What changes if the method holds
If adaptive interviewing proves robust across broader survey types and frontier models, the economics of polling and market research shift. LLM inference costs for running adaptive interviews are orders of magnitude lower than panel recruitment fees. The cost of iterating on survey design, testing question wording, and running pilot waves approaches zero.
But the validity burden does not disappear. It moves. A team that previously validated its survey by checking sample composition against census benchmarks now has to validate its simulation pipeline: the interview protocol, the grounding mechanism, the model version, and the subgroup fidelity checks. That is a different skill set than survey methodology. It is closer to model evaluation, and the people who are good at one are not always good at the other.
The two 2026 papers, taken together, describe the current state accurately: persona-conditioned LLMs are not drop-in replacements for human respondents, and the most promising improvement mechanism works selectively and has been tested only on narrow scenarios. The research direction is plausible. The deployment is premature.
Frequently Asked Questions
How does the ‘algorithmic fidelity’ framing from earlier silicon-samples research hold up after these two papers?
The Argyle et al. work that coined ‘silicon samples’ argued that persona-conditioned LLMs faithfully reproduce human survey distributions, a claim that shaped most early coverage of synthetic respondents. The WWW 2026 subgroup-fidelity finding directly challenges that optimism, and Su et al.’s sub-50% accuracy even with evidence-grounded adaptive interviewing suggests algorithmic fidelity is conditional on instrument, model, and grounding mechanism, not an inherent property of persona conditioning.
What would a production synthetic-survey pipeline need that neither paper benchmarks?
Both papers tested open-weight models (Llama-2-13B and Qwen3-4B) rather than the frontier proprietary models (GPT-4-class, Claude-class) that commercial teams would actually deploy.
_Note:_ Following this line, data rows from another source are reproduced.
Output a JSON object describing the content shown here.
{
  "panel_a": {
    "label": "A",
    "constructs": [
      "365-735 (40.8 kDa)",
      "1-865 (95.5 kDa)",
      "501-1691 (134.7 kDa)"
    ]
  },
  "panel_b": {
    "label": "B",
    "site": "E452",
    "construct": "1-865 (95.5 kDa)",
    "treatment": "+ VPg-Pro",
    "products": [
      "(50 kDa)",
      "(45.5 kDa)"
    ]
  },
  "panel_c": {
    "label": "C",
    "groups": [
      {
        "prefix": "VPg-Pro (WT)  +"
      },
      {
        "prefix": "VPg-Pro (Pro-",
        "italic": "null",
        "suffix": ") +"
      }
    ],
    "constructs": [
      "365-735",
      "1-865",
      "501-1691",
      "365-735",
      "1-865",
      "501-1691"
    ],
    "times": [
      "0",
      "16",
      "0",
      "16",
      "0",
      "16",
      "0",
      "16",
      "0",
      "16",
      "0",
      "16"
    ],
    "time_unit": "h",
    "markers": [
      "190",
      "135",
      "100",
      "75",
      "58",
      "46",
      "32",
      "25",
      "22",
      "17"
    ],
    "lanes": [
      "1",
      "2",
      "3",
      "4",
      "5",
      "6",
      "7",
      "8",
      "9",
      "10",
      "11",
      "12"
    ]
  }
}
A team building a synthetic respondent pipeline today must run its own item-level and subgroup-fidelity audits across its target model, survey instrument, and population, because no published evidence validates persona conditioning on current frontier architectures.
Does adaptive interviewing transfer to survey formats beyond moral dilemmas?
Su et al. tested exclusively on moral-dilemma scenarios with binary or ordinal choice structures. The 6.2 percentage-point accuracy lift (from 39.3% to 45.5%) is narrow enough that differences in instrument format could eliminate it. Whether selective grounding operates for Likert-scale product preferences, conjoint analysis, or open-ended policy feedback remains entirely untested.
Why do underrepresented subgroups bear the heaviest distortion from persona prompting?
Underrepresented groups have fewer exemplars in pretraining data for the model to condition on, so a static demographic label steers the model toward population-level stereotypes rather than group-specific response patterns. The WWW 2026 finding that error concentrates in exactly these groups implies that the populations synthetic surveys are most often justified for reaching are the ones the method distorts worst.